REPOSADOS una semana los resultados de las elecciones generales, las circunstancias de cada cual apuntan a una única declaración común: todos dicen querer que empiece la legislatura. Está por ver si es lo que toca decir o realmente nadie quiere volver a las urnas.
Como siempre en estos casos, la ventaja táctica la tiene Mariano Rajoy. No se sabe cómo se las arregla pero, después de perder una millonada de votos y un tercio de su representación parlamentaria, parece que es a los demás a los que les urge dar una solución al problema. En el escenario de una investidura imposible, el ganador es quien ostenta la condición de voto útil de cara a una eventual nueva convocatoria. Ese es el PP, que ya ha disipado el miedo a la disputa por la derecha -el centro insisten algunos- a través de Ciudadanos. El partido de Rivera ha estorbado lo suficiente para desgastar a Rajoy. Pero, entre los llamados emergentes, ha sido quien mayor disgusto se ha llevado cuando ha comparado el tamaño de su submarino. No es alternativa al PP y no lo es al PSOE. Así que no es voto útil y en los parámetros de una nueva cita electoral en clave de gobernabilidad, no tiene nada que ganar. Por eso se desgañita ofreciendo su abstención y reclamando la de los socialistas para investir a un Rajoy en flagrante minoría.

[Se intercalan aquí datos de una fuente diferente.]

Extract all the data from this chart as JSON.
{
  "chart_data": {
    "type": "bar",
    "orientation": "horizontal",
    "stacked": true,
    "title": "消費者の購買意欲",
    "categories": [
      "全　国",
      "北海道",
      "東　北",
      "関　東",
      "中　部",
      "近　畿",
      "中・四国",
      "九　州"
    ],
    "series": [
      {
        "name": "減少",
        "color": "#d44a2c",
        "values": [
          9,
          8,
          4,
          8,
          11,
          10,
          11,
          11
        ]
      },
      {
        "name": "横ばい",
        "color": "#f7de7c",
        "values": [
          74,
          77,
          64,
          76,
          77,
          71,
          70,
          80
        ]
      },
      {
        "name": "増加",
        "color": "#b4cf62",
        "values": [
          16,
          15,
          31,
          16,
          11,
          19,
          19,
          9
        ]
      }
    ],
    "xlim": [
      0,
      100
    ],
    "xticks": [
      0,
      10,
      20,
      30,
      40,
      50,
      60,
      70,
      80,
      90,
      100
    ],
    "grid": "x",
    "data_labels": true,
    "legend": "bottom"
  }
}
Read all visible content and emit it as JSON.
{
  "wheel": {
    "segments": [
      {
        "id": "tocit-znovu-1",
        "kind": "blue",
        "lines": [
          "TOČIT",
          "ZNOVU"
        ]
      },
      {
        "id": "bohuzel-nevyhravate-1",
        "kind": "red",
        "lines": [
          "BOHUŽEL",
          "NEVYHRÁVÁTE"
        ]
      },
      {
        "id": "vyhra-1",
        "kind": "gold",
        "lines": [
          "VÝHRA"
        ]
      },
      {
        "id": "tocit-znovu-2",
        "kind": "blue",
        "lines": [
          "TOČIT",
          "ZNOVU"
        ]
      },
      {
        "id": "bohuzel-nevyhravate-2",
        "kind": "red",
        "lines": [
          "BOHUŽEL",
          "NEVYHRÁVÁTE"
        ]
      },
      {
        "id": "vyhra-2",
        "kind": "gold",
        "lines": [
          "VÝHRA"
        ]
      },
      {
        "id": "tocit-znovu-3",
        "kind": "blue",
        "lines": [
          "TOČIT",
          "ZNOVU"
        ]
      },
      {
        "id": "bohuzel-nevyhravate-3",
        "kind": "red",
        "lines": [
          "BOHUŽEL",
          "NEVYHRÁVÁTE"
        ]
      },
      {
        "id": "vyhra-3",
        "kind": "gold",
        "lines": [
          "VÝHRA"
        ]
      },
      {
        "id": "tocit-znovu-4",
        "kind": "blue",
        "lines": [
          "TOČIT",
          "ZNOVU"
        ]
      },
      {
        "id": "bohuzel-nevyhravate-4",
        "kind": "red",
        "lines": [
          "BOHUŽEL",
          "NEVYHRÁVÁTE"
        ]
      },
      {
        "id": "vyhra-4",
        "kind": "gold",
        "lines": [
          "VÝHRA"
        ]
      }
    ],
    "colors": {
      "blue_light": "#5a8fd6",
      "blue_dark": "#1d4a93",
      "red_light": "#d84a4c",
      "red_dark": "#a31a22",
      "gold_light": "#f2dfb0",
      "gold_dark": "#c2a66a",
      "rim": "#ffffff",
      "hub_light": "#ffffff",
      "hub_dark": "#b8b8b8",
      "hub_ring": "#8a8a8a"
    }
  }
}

Lo de que arranque la legislatura es ya un mantra compartido. A Pablo Iglesias, que ya no está para asaltos sino para meterle codos al PSOE por el liderazgo de la izquierda, empieza a no parecerle ni medio mal. Al fin y al cabo, esto sólo sería posible con la abstención del PSOE y esa decisión le permitiría a él ejercer de auténtico líder de la oposición durante los meses que dure el sainete.
La auténtica tragedia griega se vive en el seno del PSOE. Pedro Sánchez es hoy un secretario general de liderazgo cuestionado. Lo era antes de las elecciones y lo es más tras el resultado cosechado. Si Susana Díaz ya acumulaba la ventaja de haber puesto freno al crecimiento de Podemos con el adelanto electoral en Andalucía, de haber amortizado en ellas el impacto del escándalo del presunto fraude de los ERE y de mostrarse como la baronesa que atesora el caudal de votos que, desde Andalucía, mantiene vivo a su partido, la tentación de hacer efectivo en el próximo Congreso federal todos esos cheques al portador es grande. Muestra un síntoma de fortaleza más: no oculta que está detrás de la corriente de opinión que reclama celebrar ese Congreso en febrero o primeras semanas de marzo, que es cuando toca pero también cuando no quiere celebrarlo Sánchez. El ruido de sables está servido en Ferraz.
Por cierto, se ha invertido el calendario: Catalunya ya no puede esperar a lo que salga del 20-D. Pero Iglesias y Rajoy no están apremiados ahora para decidir nada antes de saber si la CUP fuerza unas nuevas elecciones catalanas. Desde aquí se oye la risa de Maquiavelo.